Pourquoi est-il parfois plus facile d'accueillir la vulnérabilité des autres que la nôtre? Peut-être parce que pleurer, c'est reconnaître que quelque chose nous dépasse? Ou bien, est-ce admettre que nous ne sommes pas ces forteresses inébranlables que nous prétendons être ? Et pour celles et ceux qui portent l’armure du leader, du parent, du pilier… cet aveu ressemble-t-il à une défaite ? Ou peut-être est-ce une stratégie de diversion : poser les yeux sur l’autre pour éviter de croiser son propre reflet ?
Je me souviens de cette dirigeante qui m’a confié un jour : "Je n’ai pas versé une larme pendant trois ans, même lorsque ma mère est décédée. Et puis, un jour, c’est la facture d’électricité qui m’a fait fondre en sanglots."
Les émotions refoulées trouvent toujours une fissure. Et souvent, au moment le plus incongru.
Certains peuples considèrent les larmes comme sacrées. Versées sur la terre, elles sont une offrande aux dieux. Un nettoyage de l’âme. Nos larmes contemporaines, elles, sont rarement vues comme des dons. Plutôt comme des faiblesses à dissimuler, à sécher vite, à oublier.
Pourtant, que se passe-t-il quand nous acceptons cette vulnérabilité, cette humanité essentielle? Avant mes pleurs, j'étais agitée, irritable, étrangement déconnectée. Après, une douce clarté s'est installée. Comme si un voile s'était levé, me permettant de voir le monde et ma place en lui avec plus de justesse.
La vulnérabilité n'est pas l'opposé de la force – elle en est peut-être la condition préalable.
Nous avons peur, parfois, d’être submergés par nos émotions. Comme si, une fois les larmes commencées, elles ne s’arrêteraient jamais. Mais cette peur nous fige. Elle nous durcit. Et ce durcissement nous fragilise.
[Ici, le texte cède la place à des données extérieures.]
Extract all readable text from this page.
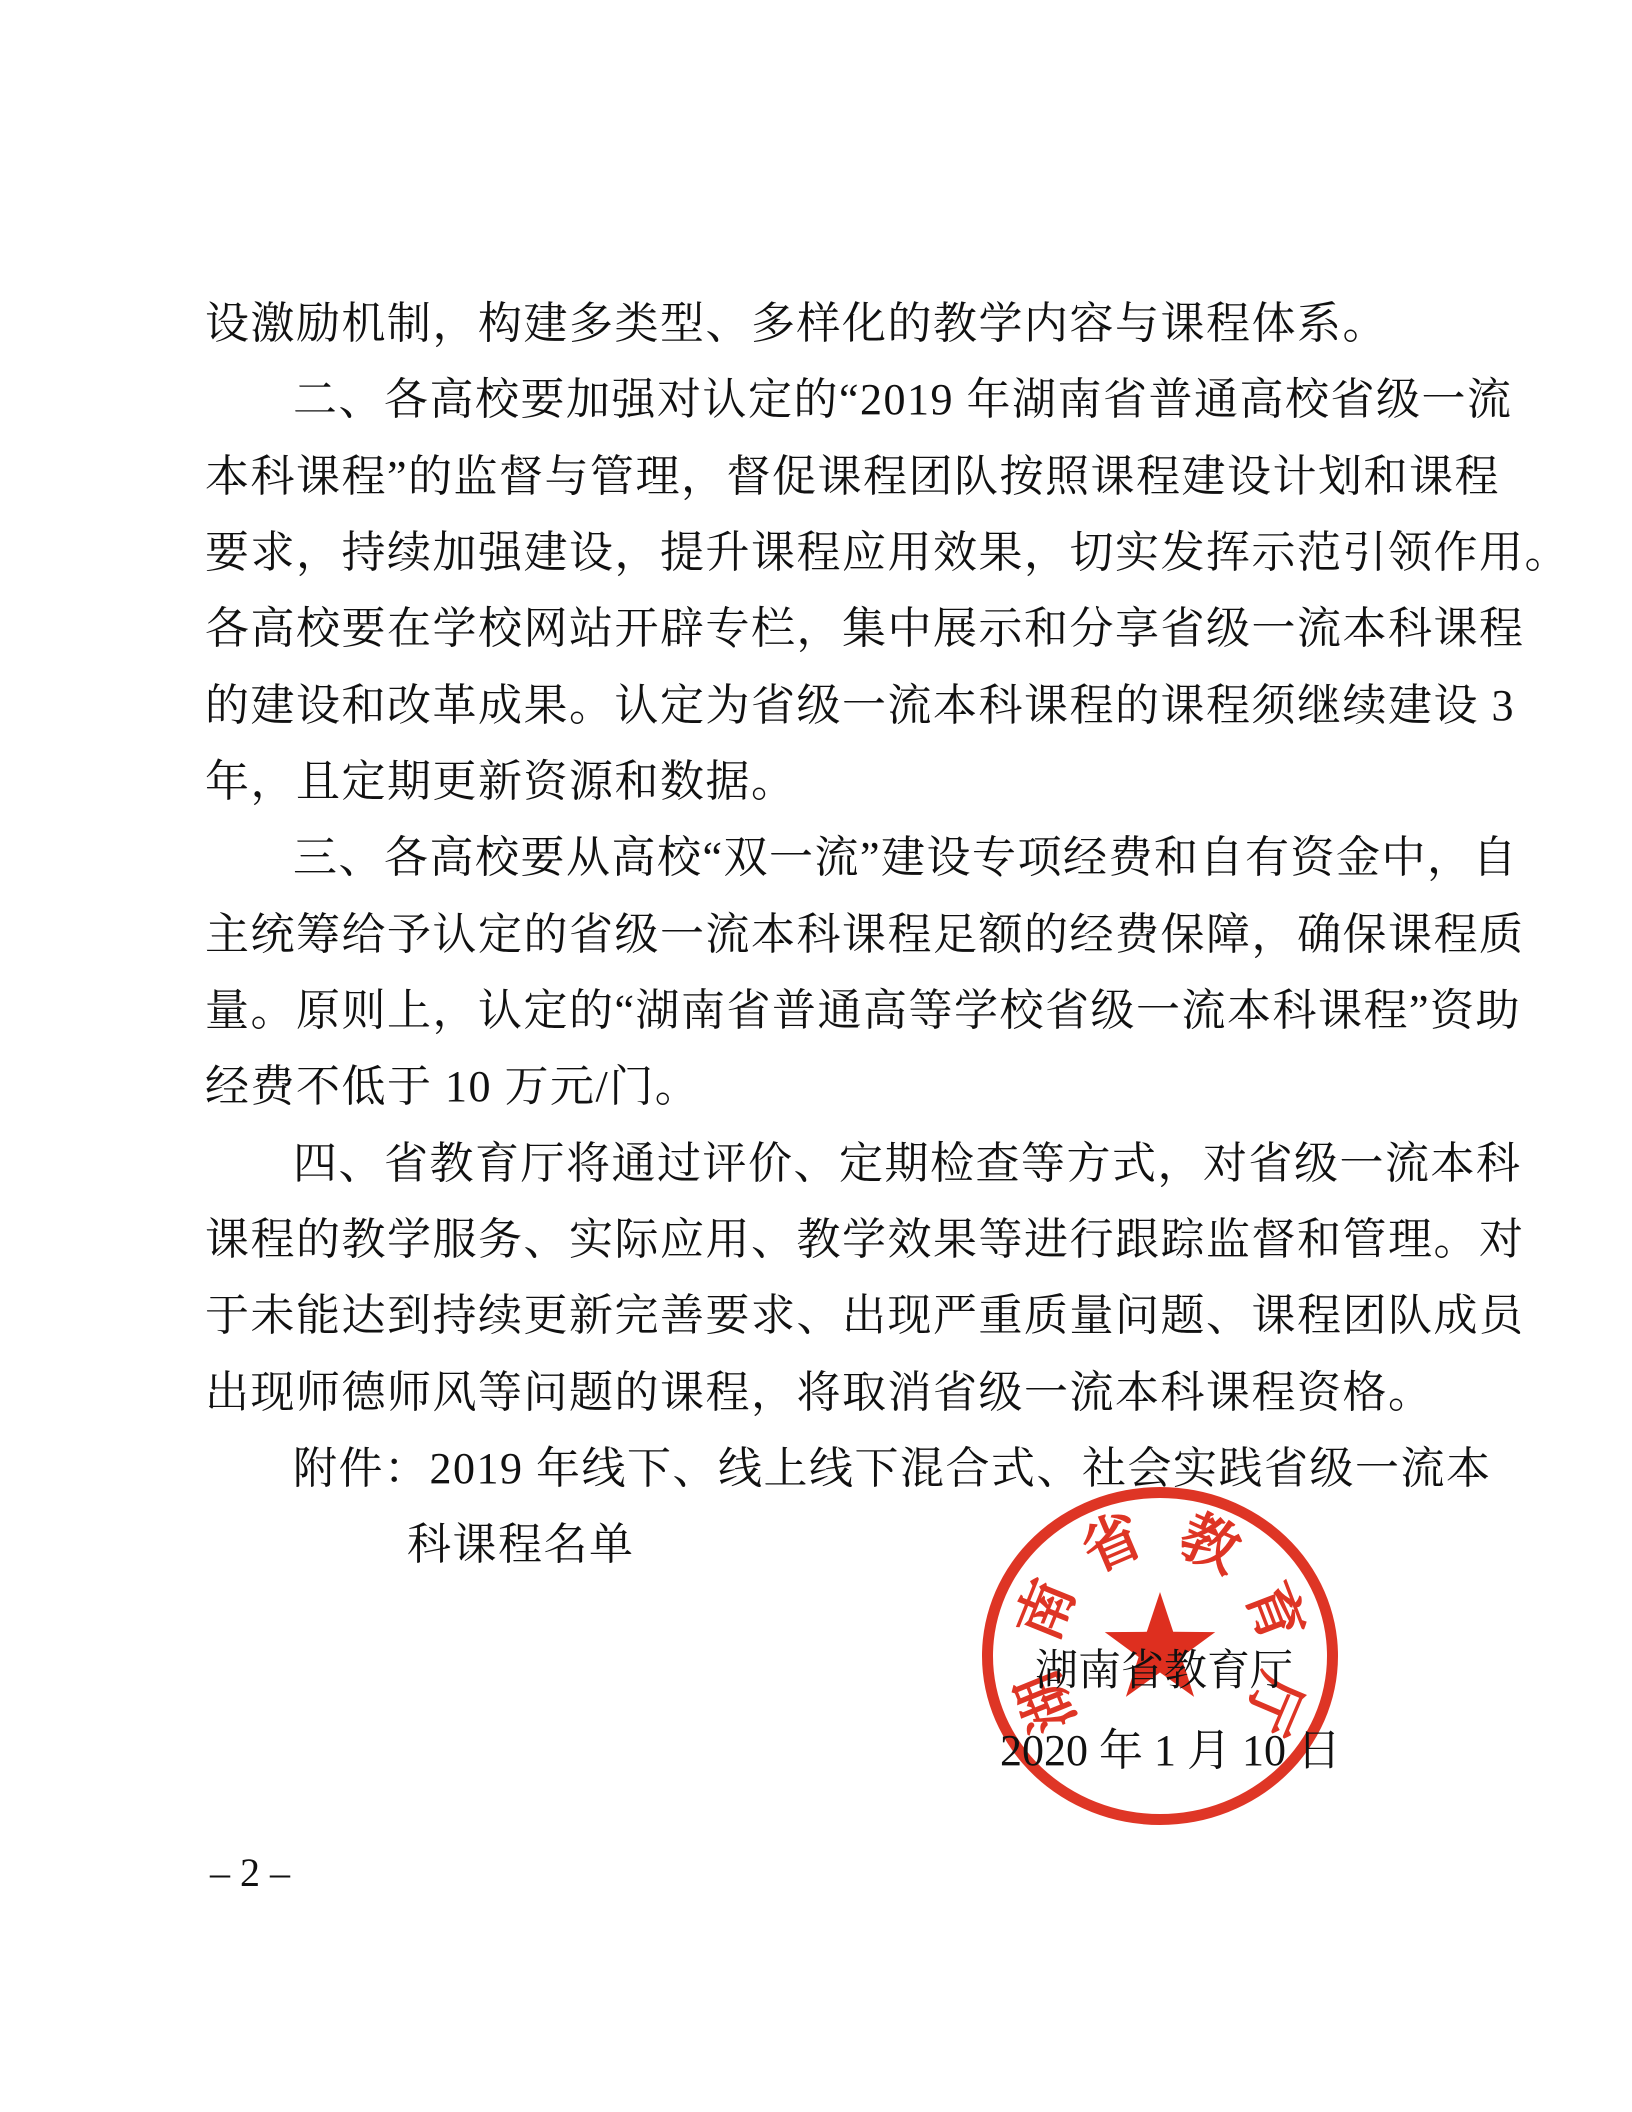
设激励机制，构建多类型、多样化的教学内容与课程体系。
二、各高校要加强对认定的“2019 年湖南省普通高校省级一流
本科课程”的监督与管理，督促课程团队按照课程建设计划和课程
要求，持续加强建设，提升课程应用效果，切实发挥示范引领作用。
各高校要在学校网站开辟专栏，集中展示和分享省级一流本科课程
的建设和改革成果。认定为省级一流本科课程的课程须继续建设 3
年，且定期更新资源和数据。
三、各高校要从高校“双一流”建设专项经费和自有资金中，自
主统筹给予认定的省级一流本科课程足额的经费保障，确保课程质
量。原则上，认定的“湖南省普通高等学校省级一流本科课程”资助
经费不低于 10 万元/门。
四、省教育厅将通过评价、定期检查等方式，对省级一流本科
课程的教学服务、实际应用、教学效果等进行跟踪监督和管理。对
于未能达到持续更新完善要求、出现严重质量问题、课程团队成员
出现师德师风等问题的课程，将取消省级一流本科课程资格。
附件：2019 年线下、线上线下混合式、社会实践省级一流本
科课程名单
湖
南
省 教
育
厅
湖南省教育厅
2020 年 1 月 10 日
– 2 –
Car les larmes que nous n’avons pas le courage de pleurer ne disparaissent pas. Elles se métamorphosent. En tensions. En irritabilité. En silences. En insomnies. Elles deviennent ces douleurs fantômes qui nous visitent sans prévenir.
Au fond, nos larmes ne racontent pas notre faiblesse. Elles témoignent de notre profondeur. De notre capacité à ressentir pleinement la beauté tragique — et sublime — de l’existence.
Peut-être que la véritable force, ce n’est pas de rester stoïque face aux tempêtes, mais de se laisser traverser par elles. Entièrement.
Et si, face à ces tristesses qui nous dérangent ou nous procurent de l’inconfort, l’art d’être humain consistait à ouvrir les bras et le cœur ? À s'offrir cet espace rare où les émotions n’ont pas besoin d’être justifiées. Juste autorisées. (Même sur nos lieux de travail...)
Les larmes les plus douloureuses sont celles que l’on ne pleure pas.Alors je nous souhaite cela.
De pouvoir pleurer le monde. De pouvoir pleurer nos larmes.
Qu’elles ne restent pas prisonnières de notre cœur et de notre âme.